A reviravolta no mundo árabe, que levou recentemente à queda do governo de
Mohamed Morsi no Egito, enfraquece o Hamas e fortalece a ANP. Na última segunda
feira (29/07), Abbas realizou sua primeira visita ao Egito desde a queda de
Hosni Mobarak, e foi recebido pelo novo governo militar. Durante o governo da
Irmandade Muçulmana, que tem profunda afinidade ideológica com o Hamas, o grupo
islâmico que controla a Faixa de Gaza viveu um ano de relativa prosperidade,
principalmente com a abertura parcial da fronteira entre o Egito e o territorio
palestino.
No entanto, após a
queda de Morsi, o Hamas tornou-se "órfão". Depois de se desligar da
Siria e do Irã, havia apostado todas as suas cartas na Irmandade Muçulmana
egípcia. Com o enfraquecimento do Hamas, Abbas teria que enfrentar menos
oposição interna a um acordo com Israel.
Boicote europeu
Israel também enfrenta pressão da União Europeia, que recentemente anunciou o
boicote a qualquer tipo de negócio que envolva os assentamentos israelenses
localizados nos territorios palestinos ocupados durante a guerra de 1967.
Segundo economistas, o bloqueio pode ter um efeito desastroso para a economia
israelense, pois as maiores empresas do país, inclusive os grandes bancos, têm
envolvimento em locais que ficam nos assentamentos, como agências bancárias.

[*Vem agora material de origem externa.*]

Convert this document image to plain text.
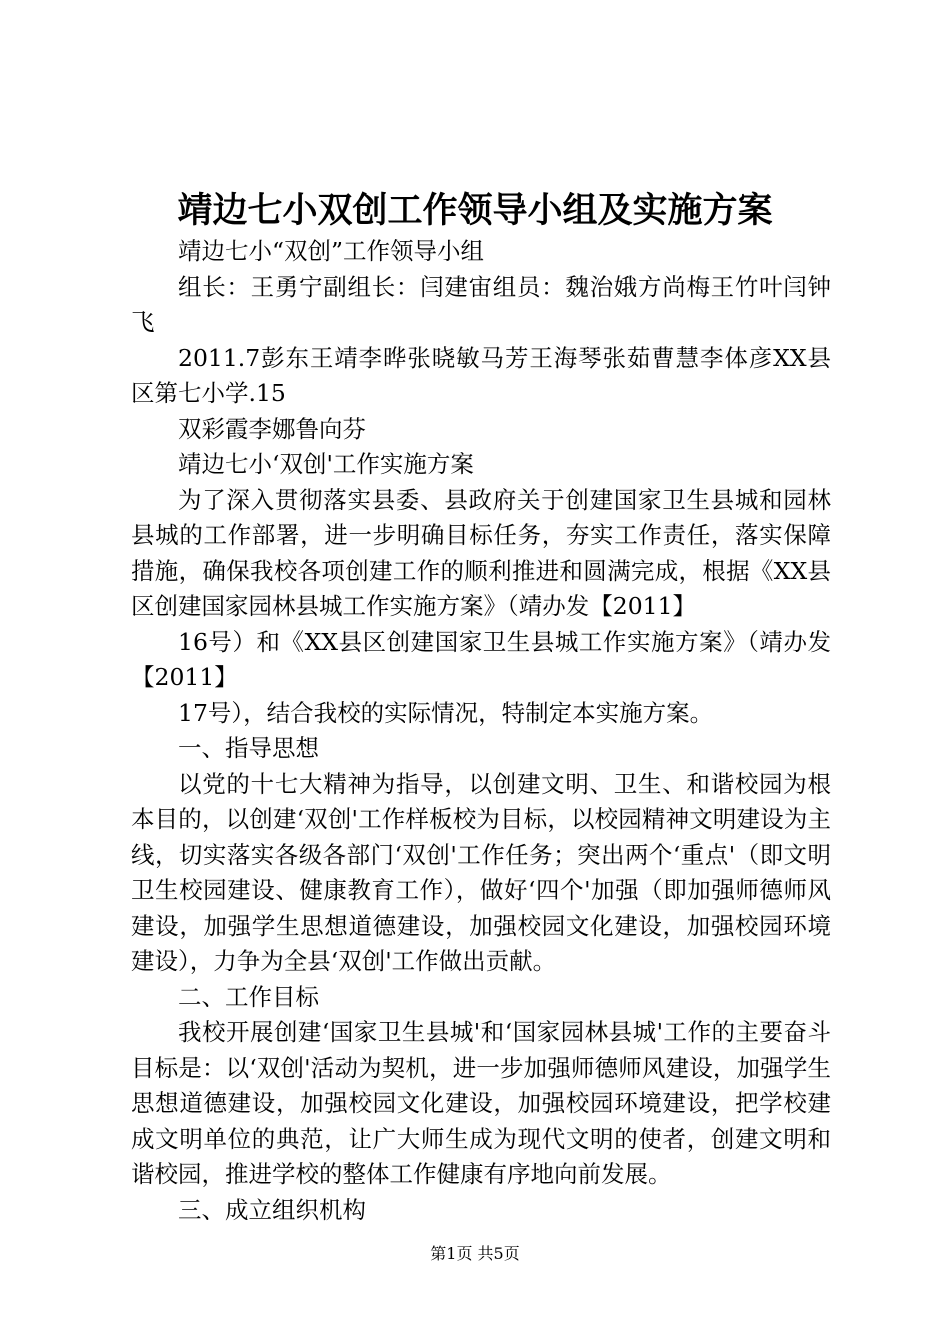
靖边七小双创工作领导小组及实施方案

靖边七小“双创”工作领导小组

组长：王勇宁副组长：闫建宙组员：魏治娥方尚梅王竹叶闫钟飞

2011.7彭东王靖李晔张晓敏马芳王海琴张茹曹慧李体彦XX县区第七小学.15

双彩霞李娜鲁向芬

靖边七小‘双创'工作实施方案

为了深入贯彻落实县委、县政府关于创建国家卫生县城和园林县城的工作部署，进一步明确目标任务，夯实工作责任，落实保障措施，确保我校各项创建工作的顺利推进和圆满完成，根据《XX县区创建国家园林县城工作实施方案》（靖办发【2011】

16号）和《XX县区创建国家卫生县城工作实施方案》（靖办发【2011】

17号），结合我校的实际情况，特制定本实施方案。

一、指导思想

以党的十七大精神为指导，以创建文明、卫生、和谐校园为根本目的，以创建‘双创'工作样板校为目标，以校园精神文明建设为主线，切实落实各级各部门‘双创'工作任务；突出两个‘重点'（即文明卫生校园建设、健康教育工作），做好‘四个'加强（即加强师德师风建设，加强学生思想道德建设，加强校园文化建设，加强校园环境建设），力争为全县‘双创'工作做出贡献。

二、工作目标

我校开展创建‘国家卫生县城'和‘国家园林县城'工作的主要奋斗目标是：以‘双创'活动为契机，进一步加强师德师风建设，加强学生思想道德建设，加强校园文化建设，加强校园环境建设，把学校建成文明单位的典范，让广大师生成为现代文明的使者，创建文明和谐校园，推进学校的整体工作健康有序地向前发展。

三、成立组织机构

第1页 共5页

O estremecimento das relações econômicas com a Europa, que hoje em dia é o
maior parceiro comercial de Israel, pode ter consequências graves para a
economia do país.
Novos mecanismos
Para Nimrod Novik, um dos arquitetos do Acordo de Oslo, Kerry adotou novos
mecanismos que podem ajudá-lo a convencer os dois lados a fazerem concessões.
"Kerry conseguiu identificar o calcanhar de Aquiles de Abbas e
Netanyahu", disse em entrevista à radio israelense Kol Israel.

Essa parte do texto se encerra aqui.